И вот тут-то с ведомостями уплаты членских взносов к Башмакову зашел комсорг автобата лейтенант Веревкин, молодой человек с вызывающе длинным носом и лицом, выражавшим некую изначальную обиду на жизнь. Со временем Олег понял, что такое выражение вырабатывается у людей совсем не под ударами судьбы, а обретается еще, возможно, в ту безмятежную пору, когда плод, благоденствуя в ласковых водах материнского лона, уже почему-то имеет претензии к своему внутриутробному положению. Впрочем, Веревкин теперь генерал (в 91-м он, будучи комбатом, привел свои грузовики на защиту Белого дома), и всякий раз, видя его по телевизору, Олег поражается, до какой степени человека меняют должность и удачно подобранные очки.

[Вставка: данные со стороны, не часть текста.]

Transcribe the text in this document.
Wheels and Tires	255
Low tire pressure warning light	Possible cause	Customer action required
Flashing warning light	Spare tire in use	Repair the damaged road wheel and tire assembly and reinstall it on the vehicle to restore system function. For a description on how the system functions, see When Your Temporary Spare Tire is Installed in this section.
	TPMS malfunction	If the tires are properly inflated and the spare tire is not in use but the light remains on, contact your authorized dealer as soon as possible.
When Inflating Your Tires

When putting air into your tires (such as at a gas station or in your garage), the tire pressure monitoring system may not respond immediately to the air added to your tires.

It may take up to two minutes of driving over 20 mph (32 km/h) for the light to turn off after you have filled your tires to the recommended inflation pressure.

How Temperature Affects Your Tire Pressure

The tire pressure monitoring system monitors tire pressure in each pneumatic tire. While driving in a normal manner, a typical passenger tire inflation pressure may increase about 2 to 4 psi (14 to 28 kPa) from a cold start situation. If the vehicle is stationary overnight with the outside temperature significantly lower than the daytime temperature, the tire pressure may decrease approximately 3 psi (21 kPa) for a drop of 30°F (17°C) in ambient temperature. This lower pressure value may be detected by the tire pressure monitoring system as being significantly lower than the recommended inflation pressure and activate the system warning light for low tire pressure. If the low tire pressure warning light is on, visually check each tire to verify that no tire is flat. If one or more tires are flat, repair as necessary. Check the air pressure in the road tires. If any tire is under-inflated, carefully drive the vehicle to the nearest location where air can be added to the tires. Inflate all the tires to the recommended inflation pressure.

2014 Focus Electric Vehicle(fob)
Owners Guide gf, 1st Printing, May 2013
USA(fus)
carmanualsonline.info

В тот вечер лейтенант принес, кроме ведомостей, бутылку водки и два плавленых сырка. Рабочий день кончался, никого из начальства в райкоме уже не было, Олег запер дверь кабинета, и они начали выпивать, неторопливо анализируя перспективы ухода первого секретаря Зотова на работу в ЦК ВЛКСМ, что неизбежно привело бы к цепочке благотворных кадровых перемен в райкоме. Но тут вся проблема была в легендарной зеленой записной книжице Чеботарева, обыкновенной телефонной книжке, изготовленной для международных надобностей и поделенной на две равные части: первая с русским алфавитом, а вторая с латинским. Посещая любое мероприятие, будь то закрытое партсобрание Союза писателей или торжественное открытие пункта молочного питания, Чеботарев неизменно имел при себе зеленую книжицу. Осматривая подчиненную ему территорию, слушая выступления или расспрашивая народ, он вдруг приказывал помощнику, вертевшемуся поблизости:
– Уточни-ка фамилию вон того трудящегося!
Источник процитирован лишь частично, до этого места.